Mr. Schlesinger said he doesn't expect the Republican-controlled Congress to embrace the report.
"(But,) I think it is important to keep this conversation going and to expand the thinking out there," he said.
The proposal did not draw much support from the financial services industry.
"It is just unnecessary baggage that is only going to increase the cost of providing credit by putting in another layer of government interference," said Stanford Kurland, president of Countrywide Funding Corp.
Mortgage banks already help low-income communities by participating heavily in the government-backed mortgage programs, he said.

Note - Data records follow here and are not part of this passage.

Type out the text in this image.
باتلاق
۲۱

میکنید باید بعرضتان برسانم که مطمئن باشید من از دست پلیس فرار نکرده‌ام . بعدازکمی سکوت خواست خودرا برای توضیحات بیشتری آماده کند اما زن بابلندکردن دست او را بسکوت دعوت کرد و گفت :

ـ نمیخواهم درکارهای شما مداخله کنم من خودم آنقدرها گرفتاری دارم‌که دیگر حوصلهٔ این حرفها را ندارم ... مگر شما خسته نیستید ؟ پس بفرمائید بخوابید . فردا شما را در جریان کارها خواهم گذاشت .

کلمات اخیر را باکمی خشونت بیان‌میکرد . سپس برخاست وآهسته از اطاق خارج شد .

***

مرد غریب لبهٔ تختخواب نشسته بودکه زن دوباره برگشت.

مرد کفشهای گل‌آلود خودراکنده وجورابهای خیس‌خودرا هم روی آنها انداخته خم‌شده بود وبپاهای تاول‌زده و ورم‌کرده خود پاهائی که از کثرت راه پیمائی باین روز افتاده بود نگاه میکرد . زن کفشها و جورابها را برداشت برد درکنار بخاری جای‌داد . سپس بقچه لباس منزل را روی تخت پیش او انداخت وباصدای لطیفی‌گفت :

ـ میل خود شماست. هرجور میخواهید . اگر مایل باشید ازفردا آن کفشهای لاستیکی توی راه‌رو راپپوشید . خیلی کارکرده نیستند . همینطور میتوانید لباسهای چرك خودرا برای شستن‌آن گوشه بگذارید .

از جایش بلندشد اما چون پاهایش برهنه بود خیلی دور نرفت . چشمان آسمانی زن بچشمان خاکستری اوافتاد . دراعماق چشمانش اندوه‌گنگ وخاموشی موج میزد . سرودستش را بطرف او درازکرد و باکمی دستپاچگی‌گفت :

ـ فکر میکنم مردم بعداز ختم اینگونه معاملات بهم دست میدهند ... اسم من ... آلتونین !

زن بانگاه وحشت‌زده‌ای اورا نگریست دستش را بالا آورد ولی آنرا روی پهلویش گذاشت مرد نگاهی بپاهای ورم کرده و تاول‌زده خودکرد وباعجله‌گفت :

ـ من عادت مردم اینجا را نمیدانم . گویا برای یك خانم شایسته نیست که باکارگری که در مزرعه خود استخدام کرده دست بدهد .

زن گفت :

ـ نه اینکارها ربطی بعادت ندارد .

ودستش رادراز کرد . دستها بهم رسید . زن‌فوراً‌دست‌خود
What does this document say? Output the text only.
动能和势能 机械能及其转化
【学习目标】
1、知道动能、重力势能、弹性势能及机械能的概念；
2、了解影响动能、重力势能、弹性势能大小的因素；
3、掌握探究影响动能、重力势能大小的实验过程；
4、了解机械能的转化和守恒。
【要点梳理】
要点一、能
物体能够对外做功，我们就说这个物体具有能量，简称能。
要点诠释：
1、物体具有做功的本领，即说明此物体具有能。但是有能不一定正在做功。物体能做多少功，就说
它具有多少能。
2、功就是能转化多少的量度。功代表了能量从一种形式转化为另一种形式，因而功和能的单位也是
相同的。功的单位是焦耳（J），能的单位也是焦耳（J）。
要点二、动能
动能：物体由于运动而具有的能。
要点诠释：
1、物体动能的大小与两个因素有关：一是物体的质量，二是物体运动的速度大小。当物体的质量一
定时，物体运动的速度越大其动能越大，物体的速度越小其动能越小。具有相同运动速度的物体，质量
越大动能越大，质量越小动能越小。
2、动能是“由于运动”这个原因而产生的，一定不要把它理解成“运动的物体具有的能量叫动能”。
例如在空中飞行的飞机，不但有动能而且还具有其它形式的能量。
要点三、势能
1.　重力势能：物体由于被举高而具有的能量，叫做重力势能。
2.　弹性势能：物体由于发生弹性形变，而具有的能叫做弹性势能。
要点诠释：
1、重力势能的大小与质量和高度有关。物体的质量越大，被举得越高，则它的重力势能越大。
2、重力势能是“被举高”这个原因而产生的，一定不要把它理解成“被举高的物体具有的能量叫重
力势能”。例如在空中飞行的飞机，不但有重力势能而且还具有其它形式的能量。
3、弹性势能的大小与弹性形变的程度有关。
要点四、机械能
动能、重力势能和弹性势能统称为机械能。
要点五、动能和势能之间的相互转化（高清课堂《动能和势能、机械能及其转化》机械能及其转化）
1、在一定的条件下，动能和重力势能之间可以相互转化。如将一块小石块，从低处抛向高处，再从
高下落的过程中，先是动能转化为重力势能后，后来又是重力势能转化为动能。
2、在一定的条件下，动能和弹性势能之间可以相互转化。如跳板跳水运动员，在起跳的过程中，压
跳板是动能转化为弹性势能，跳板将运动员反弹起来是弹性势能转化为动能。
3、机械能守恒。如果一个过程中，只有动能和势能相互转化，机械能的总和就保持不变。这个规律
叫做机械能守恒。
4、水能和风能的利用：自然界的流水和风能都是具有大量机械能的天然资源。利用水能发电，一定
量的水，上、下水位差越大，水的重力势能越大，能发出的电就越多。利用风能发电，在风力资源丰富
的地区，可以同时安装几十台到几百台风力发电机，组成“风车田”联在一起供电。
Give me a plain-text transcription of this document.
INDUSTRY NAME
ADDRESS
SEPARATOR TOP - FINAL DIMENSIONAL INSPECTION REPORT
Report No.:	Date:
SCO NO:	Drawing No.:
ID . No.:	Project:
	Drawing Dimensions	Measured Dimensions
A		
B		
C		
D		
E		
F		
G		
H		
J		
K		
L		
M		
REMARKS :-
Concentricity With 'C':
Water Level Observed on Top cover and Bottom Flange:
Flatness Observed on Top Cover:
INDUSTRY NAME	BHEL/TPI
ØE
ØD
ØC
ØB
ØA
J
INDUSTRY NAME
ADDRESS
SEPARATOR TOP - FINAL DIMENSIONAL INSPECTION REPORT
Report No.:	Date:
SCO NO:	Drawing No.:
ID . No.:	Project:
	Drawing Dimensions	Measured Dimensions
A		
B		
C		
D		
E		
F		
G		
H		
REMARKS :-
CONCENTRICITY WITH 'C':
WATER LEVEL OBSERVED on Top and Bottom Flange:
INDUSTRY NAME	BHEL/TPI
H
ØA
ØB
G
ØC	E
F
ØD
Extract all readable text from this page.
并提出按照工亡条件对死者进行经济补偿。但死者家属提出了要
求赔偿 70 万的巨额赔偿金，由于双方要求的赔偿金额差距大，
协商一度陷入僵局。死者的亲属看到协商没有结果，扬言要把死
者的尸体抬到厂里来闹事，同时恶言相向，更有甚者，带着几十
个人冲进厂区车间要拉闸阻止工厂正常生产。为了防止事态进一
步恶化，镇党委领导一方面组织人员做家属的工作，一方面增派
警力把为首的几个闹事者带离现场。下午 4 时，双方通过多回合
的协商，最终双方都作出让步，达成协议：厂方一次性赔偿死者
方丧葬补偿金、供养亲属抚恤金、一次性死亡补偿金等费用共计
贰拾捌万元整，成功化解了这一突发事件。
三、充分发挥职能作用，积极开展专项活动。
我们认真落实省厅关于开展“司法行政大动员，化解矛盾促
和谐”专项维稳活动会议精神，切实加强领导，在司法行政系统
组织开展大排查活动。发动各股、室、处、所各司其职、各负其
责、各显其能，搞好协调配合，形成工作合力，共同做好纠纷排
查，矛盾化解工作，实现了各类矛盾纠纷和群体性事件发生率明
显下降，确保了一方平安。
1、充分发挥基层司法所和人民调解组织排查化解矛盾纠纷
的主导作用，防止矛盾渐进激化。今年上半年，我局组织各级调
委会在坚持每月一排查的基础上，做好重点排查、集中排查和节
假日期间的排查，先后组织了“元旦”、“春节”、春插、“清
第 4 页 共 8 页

"It strikes me as grossly misinformed and its recommendations grotesquely perverse and misdirected," said Warren Lasko, executive vice president of the Mortgage Bankers Association.
The community fund approach doesn't make sense for mutual fund companies, said Erick Kanter, a spokesman for the Investment Company Institute. "Any tax in essence would be paid by the shareholders of the funds," he said. Also, mutual funds already invest in communities by buying municipal bonds, he said.
Even some bank industry representatives, who might be expected to support expanding the CRA to include their competitors, questioned the proposal.
CRA requires banks to work with communities to find development projects, while nonbanks only would pay a community reinvestment tax, said Karen Thomas, director of regulatory affairs at the Independent Bankers Association of America.
"You need to keep them as similar as possible to keep them fair," she said.
The Southern Finance Project said nonbanks benefit as much from the government's help as banks benefit from deposit insurance. For example, nonbanks reap $500 million a year in tax discounts, and they originate 84% of mortgages insured by the Federal Housing Administration and Veterans Administration, the policy group's report said.
The 12 Federal Reserve banks would administer the fund, collecting premiums based on an institution's assets or pretax earnings. The assets and earnings of nonfinancial subsidiaries would not count.
The premiums should not hurt nonbanks any more than CRA investments damage banks, the report said.